Blog

What is the Tohunga Suppression Act?

What is the Tohunga Suppression Act?

he Tohunga Suppression Act 1907 was intended to stop people using traditional Māori healing practices which had a supernatural or spiritual element. Māui Pōmare, who became New Zealand’s first Māori doctor in 1899, Māori Health Officer in 1901, and Minister of Health in 1923 strongly supported the Act:

"Pōmare was a fierce critic of the practices of some tohunga. These included treating feverish patients by putting them in cold water and plying them with alcohol, as well as exorcising devils. Much to his outrage, the ministrations of tohunga had led to the deaths of 17 children in one pā alone."

The law didn't prohibit traditional treatments, such as medicinal plants and herbs. It was designed to stop dangerous "snake oil salesman" types pretending to possess supernatural Maori powers.

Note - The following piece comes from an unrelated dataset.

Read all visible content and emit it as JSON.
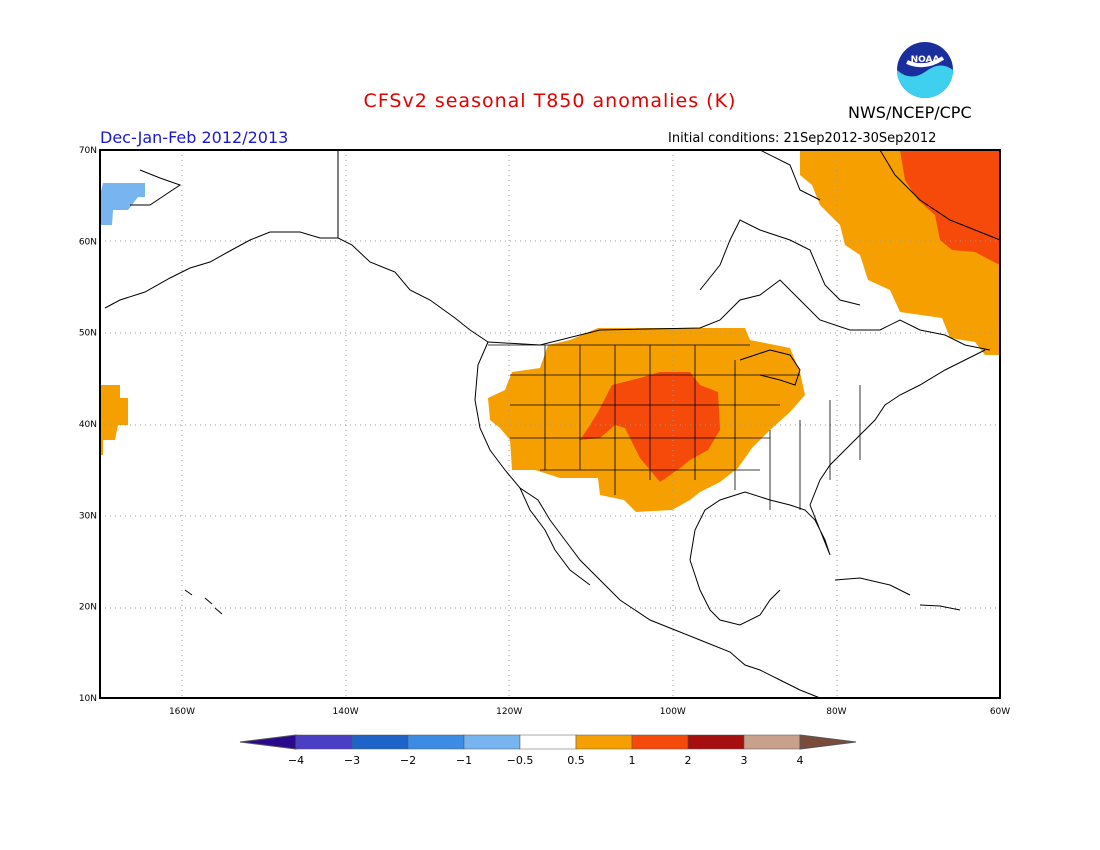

However, the Tohunga Suppression Act 1907, is being used to promote Maori Victimhood with the help of media such as The Listener, The Post and even Time Magazine. Last November, Te Pāti Māori's Maipi-Clarke was quoted:

“So mātauranga — knowledge from not just Māori but indigenous people specifically within the Pacific and our great migration to Aotearoa — allowed us to be scientists in our own ways, it allowed us to calculate our environment, allowed inclusion. It was a whole other perspective that colonialism actually wiped out through the Tohunga Suppression Act.”

That last statement is 100% not true.